然后宛婠抹了抹嘴,她现在很后悔前几天绝食,这是错过了多少美味啊。
往后几天好像又恢复了以往。
除了多出来不定时刷新的某只魔。
苍弑今天忍了许久,才去找的宛婠。
他推门进来的时候,宛婠正窝在窗边的软榻上发呆,手里捧着一杯已经凉了的果酿。
魔界的天空永远暗沉沉的,那轮暗红色的月亮低低地挂在天边,透过窗纱洒进来,在她月白色的衣裙上镀了一层淡淡的、暖红色的光。
宛婠听到门响,没有回头。
这几天宛婠都是这样的,苍弑来,她不看他;他说话,她不回答;他靠近,她就往旁边挪一挪。
不激烈,不抗拒,就是不理。
宛婠决定冷暴力来着,反正不能再用让自己吃亏的办法。
苍弑在宛婠身后站了一会儿,没有说话。
然后他不经意的绕到宛婠面前,在宛婠对面的椅子上坐了下来。
宛婠的目光随意一抬,然后——顿了一下。
苍弑今天的穿着打扮和以往大不一样。
他今天竟然穿的是一件暗红色的薄衫,不是平时那种厚重垂坠的锦袍,而是一种极轻极薄的料子,半透明的,隐约能看到底下的肌肤。

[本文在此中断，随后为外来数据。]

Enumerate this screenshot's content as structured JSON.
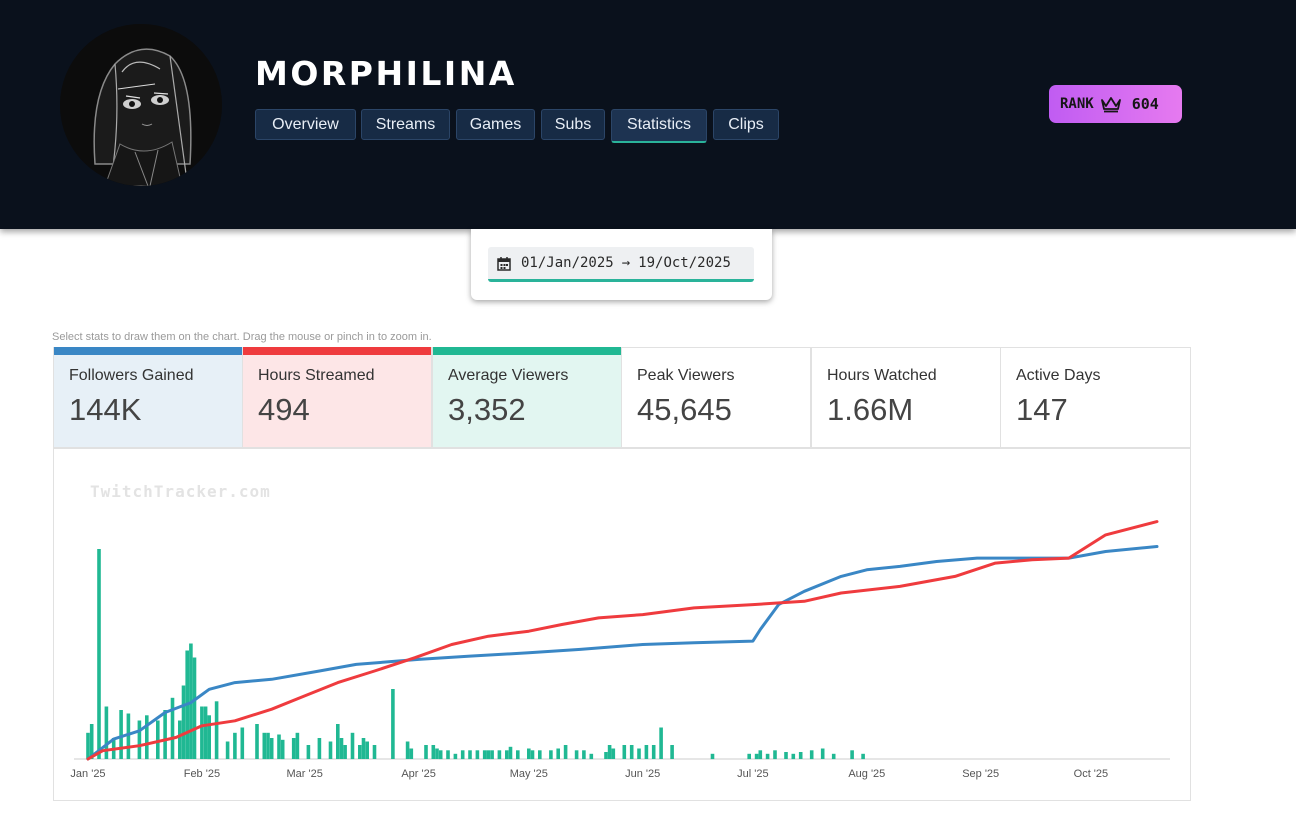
{
  "channel": {
    "name": "MORPHILINA"
  },
  "nav": [
    {
      "label": "Overview",
      "active": false
    },
    {
      "label": "Streams",
      "active": false
    },
    {
      "label": "Games",
      "active": false
    },
    {
      "label": "Subs",
      "active": false
    },
    {
      "label": "Statistics",
      "active": true
    },
    {
      "label": "Clips",
      "active": false
    }
  ],
  "rank": {
    "label": "RANK",
    "value": "604",
    "icon": "crown-icon"
  },
  "date_range": {
    "start": "01/Jan/2025",
    "arrow": "→",
    "end": "19/Oct/2025",
    "icon": "calendar-icon"
  },
  "hint": "Select stats to draw them on the chart. Drag the mouse or pinch in to zoom in.",
  "stats": [
    {
      "label": "Followers Gained",
      "value": "144K",
      "selected": true,
      "color": "#3a87c5",
      "bg": "#e7f0f7"
    },
    {
      "label": "Hours Streamed",
      "value": "494",
      "selected": true,
      "color": "#ef3b3e",
      "bg": "#fde6e7"
    },
    {
      "label": "Average Viewers",
      "value": "3,352",
      "selected": true,
      "color": "#20b893",
      "bg": "#e2f6f1"
    },
    {
      "label": "Peak Viewers",
      "value": "45,645",
      "selected": false
    },
    {
      "label": "Hours Watched",
      "value": "1.66M",
      "selected": false
    },
    {
      "label": "Active Days",
      "value": "147",
      "selected": false
    }
  ],
  "watermark": "TwitchTracker.com",
  "chart_data": {
    "type": "line",
    "x_ticks": [
      "Jan '25",
      "Feb '25",
      "Mar '25",
      "Apr '25",
      "May '25",
      "Jun '25",
      "Jul '25",
      "Aug '25",
      "Sep '25",
      "Oct '25"
    ],
    "xlim": [
      "2025-01-01",
      "2025-10-19"
    ],
    "grid": false,
    "legend": "stat cards above the chart",
    "series": [
      {
        "name": "Followers Gained",
        "kind": "cumulative-line",
        "color": "#3a87c5",
        "points": [
          [
            "2025-01-01",
            0
          ],
          [
            "2025-01-08",
            12
          ],
          [
            "2025-01-15",
            17
          ],
          [
            "2025-01-22",
            28
          ],
          [
            "2025-01-29",
            34
          ],
          [
            "2025-02-03",
            42
          ],
          [
            "2025-02-10",
            46
          ],
          [
            "2025-02-20",
            48
          ],
          [
            "2025-03-05",
            53
          ],
          [
            "2025-03-15",
            57
          ],
          [
            "2025-04-01",
            60
          ],
          [
            "2025-04-15",
            62
          ],
          [
            "2025-05-01",
            64
          ],
          [
            "2025-05-15",
            66
          ],
          [
            "2025-06-01",
            69
          ],
          [
            "2025-06-15",
            70
          ],
          [
            "2025-07-01",
            71
          ],
          [
            "2025-07-03",
            78
          ],
          [
            "2025-07-08",
            93
          ],
          [
            "2025-07-15",
            101
          ],
          [
            "2025-07-25",
            110
          ],
          [
            "2025-08-01",
            114
          ],
          [
            "2025-08-10",
            116
          ],
          [
            "2025-08-20",
            119
          ],
          [
            "2025-08-31",
            121
          ],
          [
            "2025-09-15",
            121
          ],
          [
            "2025-09-25",
            121
          ],
          [
            "2025-10-05",
            125
          ],
          [
            "2025-10-19",
            128
          ]
        ]
      },
      {
        "name": "Hours Streamed",
        "kind": "cumulative-line",
        "color": "#ef3b3e",
        "points": [
          [
            "2025-01-01",
            0
          ],
          [
            "2025-01-05",
            5
          ],
          [
            "2025-01-15",
            8
          ],
          [
            "2025-01-25",
            13
          ],
          [
            "2025-02-01",
            20
          ],
          [
            "2025-02-10",
            23
          ],
          [
            "2025-02-20",
            30
          ],
          [
            "2025-03-01",
            38
          ],
          [
            "2025-03-10",
            46
          ],
          [
            "2025-03-20",
            53
          ],
          [
            "2025-03-31",
            61
          ],
          [
            "2025-04-10",
            69
          ],
          [
            "2025-04-20",
            74
          ],
          [
            "2025-05-01",
            77
          ],
          [
            "2025-05-10",
            81
          ],
          [
            "2025-05-20",
            85
          ],
          [
            "2025-06-01",
            87
          ],
          [
            "2025-06-15",
            91
          ],
          [
            "2025-07-01",
            93
          ],
          [
            "2025-07-15",
            95
          ],
          [
            "2025-07-25",
            100
          ],
          [
            "2025-08-10",
            104
          ],
          [
            "2025-08-25",
            110
          ],
          [
            "2025-09-05",
            118
          ],
          [
            "2025-09-15",
            120
          ],
          [
            "2025-09-25",
            121
          ],
          [
            "2025-10-05",
            135
          ],
          [
            "2025-10-19",
            143
          ]
        ]
      },
      {
        "name": "Average Viewers",
        "kind": "daily-bars",
        "color": "#20b893",
        "points": [
          [
            "2025-01-01",
            15
          ],
          [
            "2025-01-02",
            20
          ],
          [
            "2025-01-04",
            120
          ],
          [
            "2025-01-06",
            30
          ],
          [
            "2025-01-08",
            12
          ],
          [
            "2025-01-10",
            28
          ],
          [
            "2025-01-12",
            26
          ],
          [
            "2025-01-15",
            22
          ],
          [
            "2025-01-17",
            25
          ],
          [
            "2025-01-20",
            22
          ],
          [
            "2025-01-22",
            28
          ],
          [
            "2025-01-24",
            35
          ],
          [
            "2025-01-26",
            22
          ],
          [
            "2025-01-27",
            42
          ],
          [
            "2025-01-28",
            62
          ],
          [
            "2025-01-29",
            66
          ],
          [
            "2025-01-30",
            58
          ],
          [
            "2025-02-01",
            30
          ],
          [
            "2025-02-02",
            30
          ],
          [
            "2025-02-03",
            25
          ],
          [
            "2025-02-05",
            33
          ],
          [
            "2025-02-08",
            10
          ],
          [
            "2025-02-10",
            15
          ],
          [
            "2025-02-12",
            18
          ],
          [
            "2025-02-16",
            20
          ],
          [
            "2025-02-18",
            15
          ],
          [
            "2025-02-19",
            15
          ],
          [
            "2025-02-20",
            12
          ],
          [
            "2025-02-22",
            14
          ],
          [
            "2025-02-23",
            11
          ],
          [
            "2025-02-26",
            12
          ],
          [
            "2025-02-27",
            15
          ],
          [
            "2025-03-02",
            8
          ],
          [
            "2025-03-05",
            12
          ],
          [
            "2025-03-08",
            10
          ],
          [
            "2025-03-10",
            20
          ],
          [
            "2025-03-11",
            12
          ],
          [
            "2025-03-12",
            8
          ],
          [
            "2025-03-14",
            15
          ],
          [
            "2025-03-16",
            8
          ],
          [
            "2025-03-17",
            12
          ],
          [
            "2025-03-18",
            10
          ],
          [
            "2025-03-20",
            8
          ],
          [
            "2025-03-25",
            40
          ],
          [
            "2025-03-29",
            10
          ],
          [
            "2025-03-30",
            6
          ],
          [
            "2025-04-03",
            8
          ],
          [
            "2025-04-05",
            8
          ],
          [
            "2025-04-06",
            6
          ],
          [
            "2025-04-07",
            5
          ],
          [
            "2025-04-09",
            5
          ],
          [
            "2025-04-11",
            3
          ],
          [
            "2025-04-13",
            5
          ],
          [
            "2025-04-15",
            5
          ],
          [
            "2025-04-17",
            5
          ],
          [
            "2025-04-19",
            5
          ],
          [
            "2025-04-20",
            5
          ],
          [
            "2025-04-21",
            5
          ],
          [
            "2025-04-23",
            5
          ],
          [
            "2025-04-25",
            5
          ],
          [
            "2025-04-26",
            7
          ],
          [
            "2025-04-28",
            5
          ],
          [
            "2025-05-01",
            6
          ],
          [
            "2025-05-02",
            5
          ],
          [
            "2025-05-04",
            5
          ],
          [
            "2025-05-07",
            5
          ],
          [
            "2025-05-09",
            6
          ],
          [
            "2025-05-11",
            8
          ],
          [
            "2025-05-14",
            5
          ],
          [
            "2025-05-16",
            5
          ],
          [
            "2025-05-18",
            3
          ],
          [
            "2025-05-22",
            4
          ],
          [
            "2025-05-23",
            8
          ],
          [
            "2025-05-24",
            6
          ],
          [
            "2025-05-27",
            8
          ],
          [
            "2025-05-29",
            8
          ],
          [
            "2025-05-31",
            6
          ],
          [
            "2025-06-02",
            8
          ],
          [
            "2025-06-04",
            8
          ],
          [
            "2025-06-06",
            18
          ],
          [
            "2025-06-09",
            8
          ],
          [
            "2025-06-20",
            3
          ],
          [
            "2025-06-30",
            3
          ],
          [
            "2025-07-02",
            3
          ],
          [
            "2025-07-03",
            5
          ],
          [
            "2025-07-05",
            3
          ],
          [
            "2025-07-07",
            5
          ],
          [
            "2025-07-10",
            4
          ],
          [
            "2025-07-12",
            3
          ],
          [
            "2025-07-14",
            4
          ],
          [
            "2025-07-17",
            5
          ],
          [
            "2025-07-20",
            6
          ],
          [
            "2025-07-23",
            3
          ],
          [
            "2025-07-28",
            5
          ],
          [
            "2025-07-31",
            3
          ]
        ]
      }
    ]
  }
}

那件薄衫松松垮垮地披在他身上,领口大敞,露出一大片精壮的胸膛和锁骨,腰间的带子系得很随意,勾勒出窄而有力的腰身,往下是……
宛婠快速的把目光移开了。
然后像被烫到了一样,宛婠的耳朵尖慢慢地、不可控制地红了起来。
这魔穿的什么,这是可以见人的东西?
宛婠在心里默念三遍看不见,试图催眠自己。
但脑海里还是不由得冒出刚才那一幕。
男人的皮肤是那种久不见阳光的、近乎苍白的颜色,但肌肉线条分明,胸肌饱满,腹肌一块一块整整齐齐地排列着,往下延伸进腰带里,腰很窄,肩很宽,锁骨很深。
宛婠的喉咙有些发干。
苍弑看着宛婠的反应,嘴角微微上扬了一点。
有用,
苍弑继续安静地坐在那里,手里拿着一卷不知道是什么的书册,漫不经心地翻看着。
翻书的时候手臂抬起来,衣袖滑落,露出一截结实的小臂,上面的青筋微微凸起,有一种克制的、蓄势待发的力量感。
他好像完全不知道自己这副模样有多欲。
宛婠深吸一口气,把目光死死地钉在窗外那轮暗红色的月亮上。
月亮有什么好看的?
不好看,但比对面的画面好多了,至少月亮不会让宛婠气血上涌。
苍弑翻了一页书册,发出细微的纸页摩擦声。
他的手指很长,骨节分明,翻书的动作很慢,像是在认真阅读,但他的目光一直从书册上方偷偷地、不动声色地落在宛婠身上。
少女正在看月亮,很认真,像是要看出一朵花来。